Von Mittwoch auf Donnerstag wollte ich von 1 Uhr bis 3 Uhr schlafen, aber als ich um 3 Uhr aufstand, war das Sprunggelenk komplett steif geworden und damit konnte ich nicht durch die Nacht laufen. Die Trittsicherheit war einfach nicht da. So blieb ich bis 5.30 Uhr liegen und startet um 6 Uhr um die nächsten 45 KM bis Passau noch zu schaffen. Passau ist ein gutes Ziel, da man dann die Nordroute komplett gelaufen ist. Für mich war nicht klar, ob ich es mit der Sehne schaffen würde, aber wollte das minimal Ziel unbedingt dann doch noch erreichen. Ich kam zunächst besser vorwärts als gedacht und war schon sehr optimistisch. Nach 25 Km ging es dann zum Dreisessel hoch und danach musste man über das "Steinerne Meer" runter. Es ging nur noch über Geröllfelder und ich war Stunden damit beschäftigt mit meinen von Blasen gezeichneten und schmerzenden Füßen von einer Steinplatte zur nächsten zu hüpfen. Dazu kam die Unbeweglichkeit im Sprunggelenk. Diese lange Passage hat meiner Sehne definitiv den Rest gegeben und die linke fing jetzt auch schon an sich bemerkbar zu machen.

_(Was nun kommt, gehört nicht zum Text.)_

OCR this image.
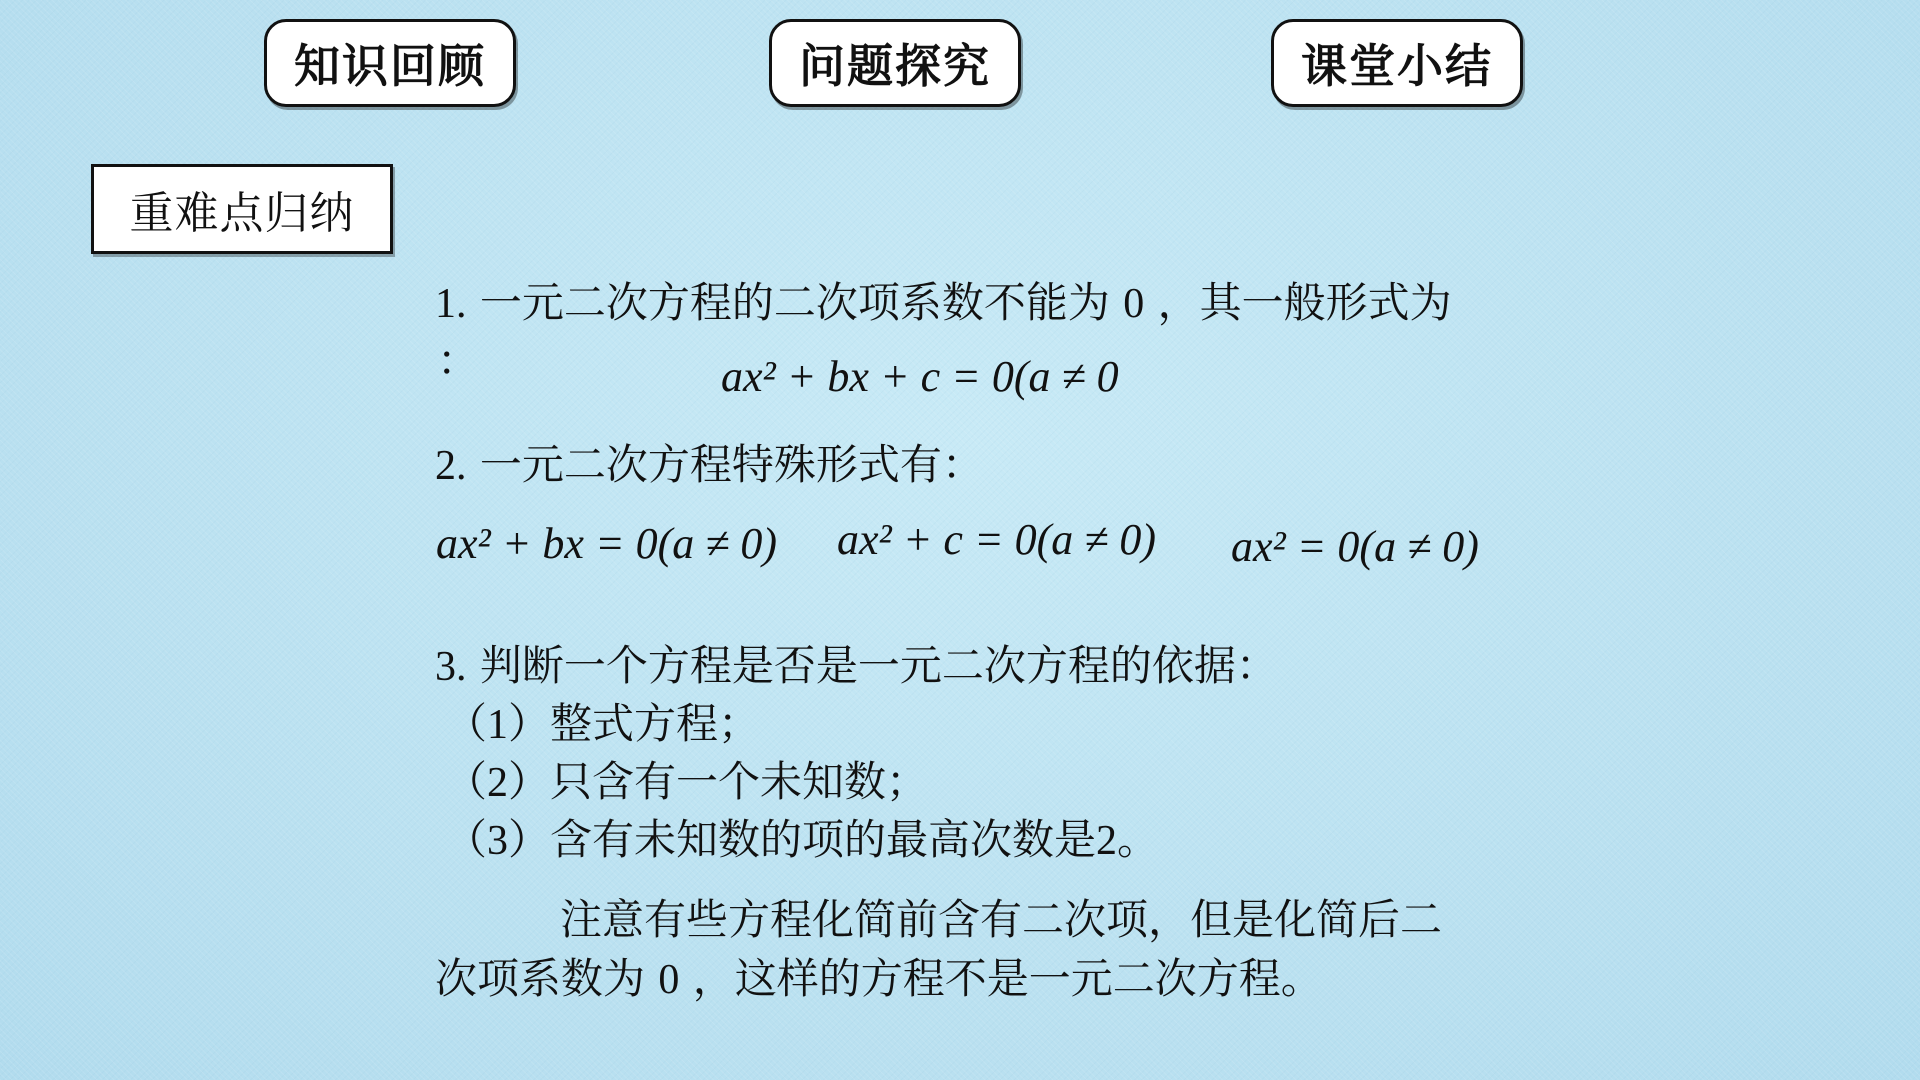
知识回顾	问题探究	课堂小结
重难点归纳
1. 一元二次方程的二次项系数不能为 0 ，其一般形式为
：	ax² + bx + c = 0(a ≠ 0
2. 一元二次方程特殊形式有：
ax² + bx = 0(a ≠ 0) ax² + c = 0(a ≠ 0) ax² = 0(a ≠ 0)
3. 判断一个方程是否是一元二次方程的依据：
（1）整式方程；
（2）只含有一个未知数；
（3）含有未知数的项的最高次数是2。
注意有些方程化简前含有二次项，但是化简后二
次项系数为 0 ，这样的方程不是一元二次方程。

In Passau war dann nach 425 KM Ende für mich. Ich bin 6 Tage durch den Bayerischen Wald gelaufen und alles fast ohne Schlaf. Körperlich fühlte ich mich bis zum Schluss fit, habe mich auf ungewohntem Trail Geläuf gut geschlagen und mich mit meinem Navigationsgerät angefreundet ;-). Ich weiß nicht, ob oder wann ich in absehbarer Zeit erneut so eine Distanz nonstop laufen werde. Meine Bestmarke ist gesetzt, ob nun am Ende des Goldsteigs oder nach 425 KM. Es war ein tolles Erlebnis und hat mich abseits des normalen Alltages geführt und zwar mehr, als jeder andere Wettkampf.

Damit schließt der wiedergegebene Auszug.